MEMÓRIAS ESPARSAS DE SOROCABA - 10


        O judeu mais famoso da cidade foi Salomão Pavlovsky, carioca de Inhaúma que adotou Sorocaba para viver e onde se consolidou como um dos mais expressivos comunicadores do rádio no Brasil, a ponto de ter um biografia publicada pelo jornalista sorocabano José Antônio Rosa, excelente livro aliás, sob o título “O livro de Salomão”.
        Papai era ucraniano de Shargorod, e criado pela tia, em Odessa, cidade eternizada no clássico do cinema “Encouraçado Potemkin” de Sergei Eisenstein, que conta o motim da tripulação do navio de guerra que antecipou a revolução bolchevique. O pai de Salomão, Moisés Pavlovsky era também ucraniano o que acabou gerando uma proximidade entre eles, além do fato que ambos eram comunicativos e simpáticos. Salomão ia frequentemente em casa para conversar e se desmanchava em rapapés com a minha mãe, com a proverbial gentileza europeia. D. Mary, sua esposa, era mais reservada, embora fosse tão inteligente quanto o marido e a autora do nome Vanguarda para a rádio que Salomão criaria em parceria com os irmãos Otto e Joubert Wey. Menino ainda participei de algumas destas conversas. Na época de nossa chegada à Sorocaba Salomão tinha, se não me engano, um serviço de alto-falantes que anunciava o comércio local. Mais tarde ele foi trabalhar na PRD-7, Rádio Clube de Sorocaba e no jornal Cruzeiro do Sul.
        Posteriormente fundou a Rádio Vanguarda AM, e naquela era de ouro do rádio brasileiro, com Vicente Leporace, Hélio Ribeiro e outros tantos, destacou-se como repórter entrevistando presidentes, primeiros ministros, a rainha da Inglaterra, astronautas e até Glenn Ford, que ele trouxe para tomar uma cachacinha em Sorocaba. Viajou por todo o mundo levando o seu gravador e trazendo entrevistas que marcaram a história do radio brasileiro. Sua amizade com o judeu Silvio Santos, (Senor Abravanel) lhe permitiu instalar em Sorocaba uma emissora de TV, propriedade da família até os dias de hoje. Salomão, que participou de vários juris dos programas de Silvio Santos chegou a insistir para que minha irmã se inscrevesse no concurso de Miss Brasil, proposta que ela nem levou em consideração, o que foi uma pena. A Vanguarda também foi a primeira emissora FM do Estado de São Paulo.
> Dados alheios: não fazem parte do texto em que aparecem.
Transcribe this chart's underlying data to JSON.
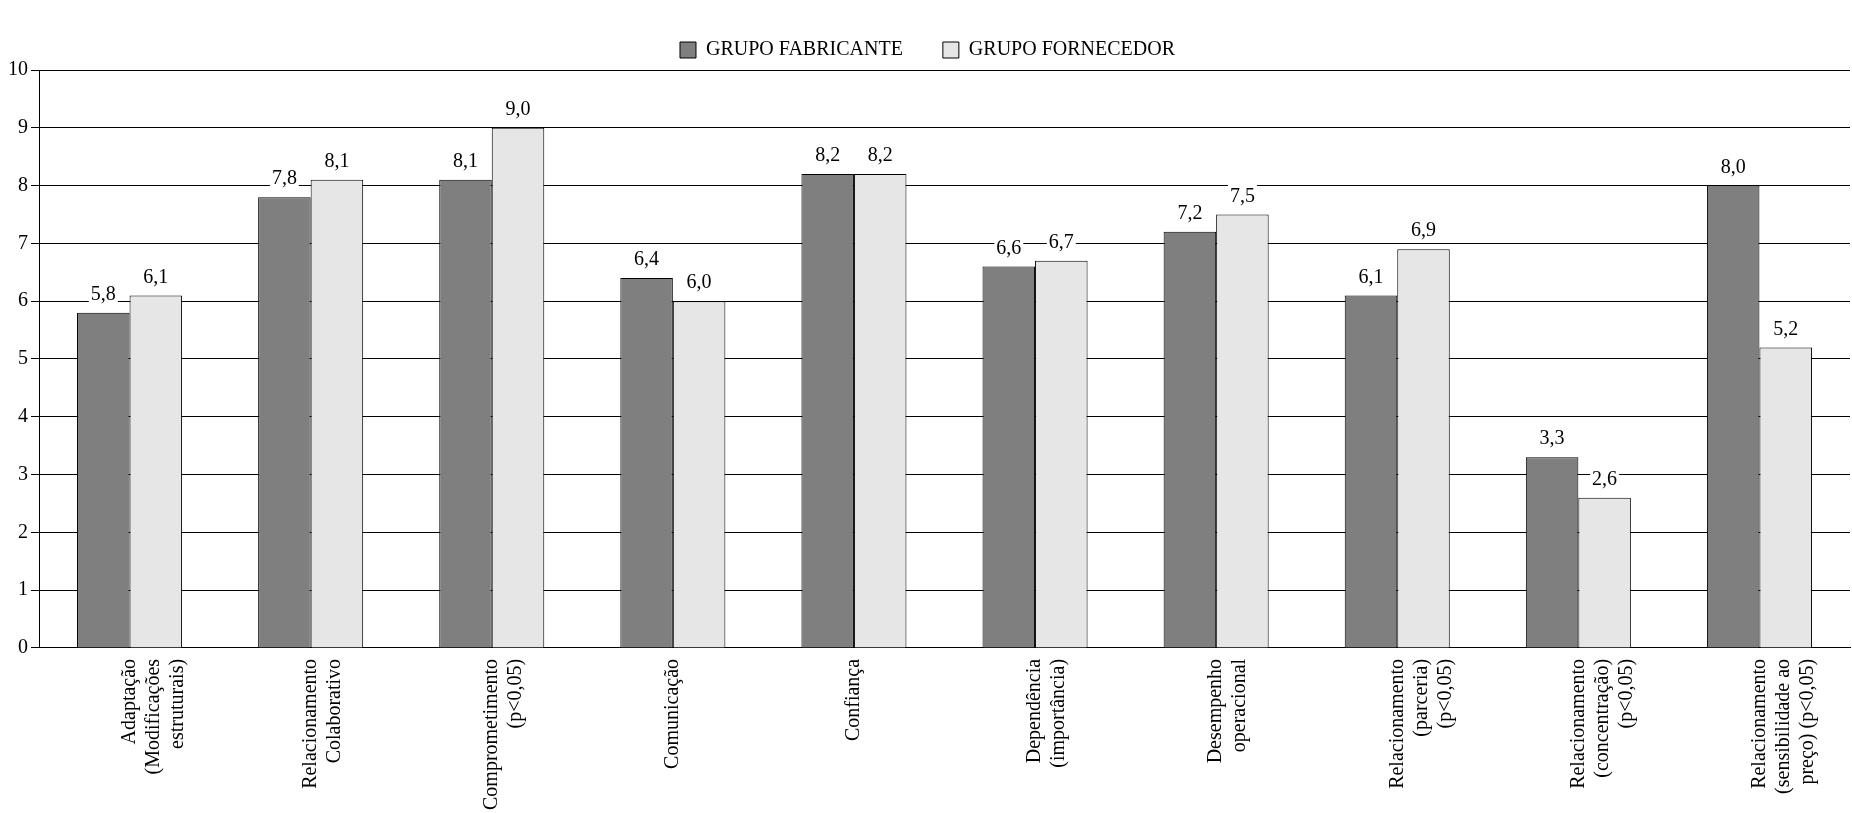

        Ele contava as suas aventuras nas conversas com papai, enquanto este também lembrava as aventuras vividas na Europa e em Israel. Para um menino como eu parecia que estavam contando histórias dos gibis que eu gostava de ler, pura fantasia. Mas era verdade.
        A região de Odessa que originalmente ficava na Trácia, parte importante do Império macedônio, depois romano, foi incorporada à Rússia no século 18 e se dizia que sua característica era ser “a mais europeia das cidades da Rússia”. Sua arquitetura era baseada nos modelos franceses e italianos e tinha a maior colônia judaica do país. Falava-se tanto russo quanto francês e a educação era baseada nos moldes europeus. Essas características passaram para os nascidos na cidade e seus descendentes, entre os quais Salomão e papai, que eram cultos, educados e cosmopolitas.
        Depois de estudar na OSE, no Estadão, no Liceu Pedro II, eu prestei vestibular para a Faculdade de Direito da Universidade Católica de Petrópolis, consegui um emprego na IBM do Rio de Janeiro e fui residir na Cidade Imperial. Minha irmã Genia foi cursar jornalismo em Campinas e ficou morando lá. Papai mudou-se para Itu onde construiu uma casa enorme, linda, num imenso terreno. A esta altura ele tinha representantes em diversos bairros de Sorocaba e da região vendendo as suas mercadorias e continuava distribuindo os cobertores que permitiram a sua afluência. Foi o fim da permanência de nossa família em Sorocaba, mas eu voltaria a morar na cidade anos depois.
        Creio que aqui acabam essas esparsas histórias de nossa vida em Sorocaba. Nas próximas postagens publicarei as minhas próprias lembranças de pessoas que passaram pela minha juventude e que deixaram marcas indeléveis em minha memória e no meu coração. Alguns ainda estão neste grupo entre nós. Outros não estão no grupo, o talento os levou para outros patamares como Paulo Betti e Eliane Giardini. Vários já descansam na eternidade como Rui Batista de Albuquerque Martins, José Caetano Graziozi, Celso Vitório de Toledo, Carlos Tadeu César Papst e muitos outros.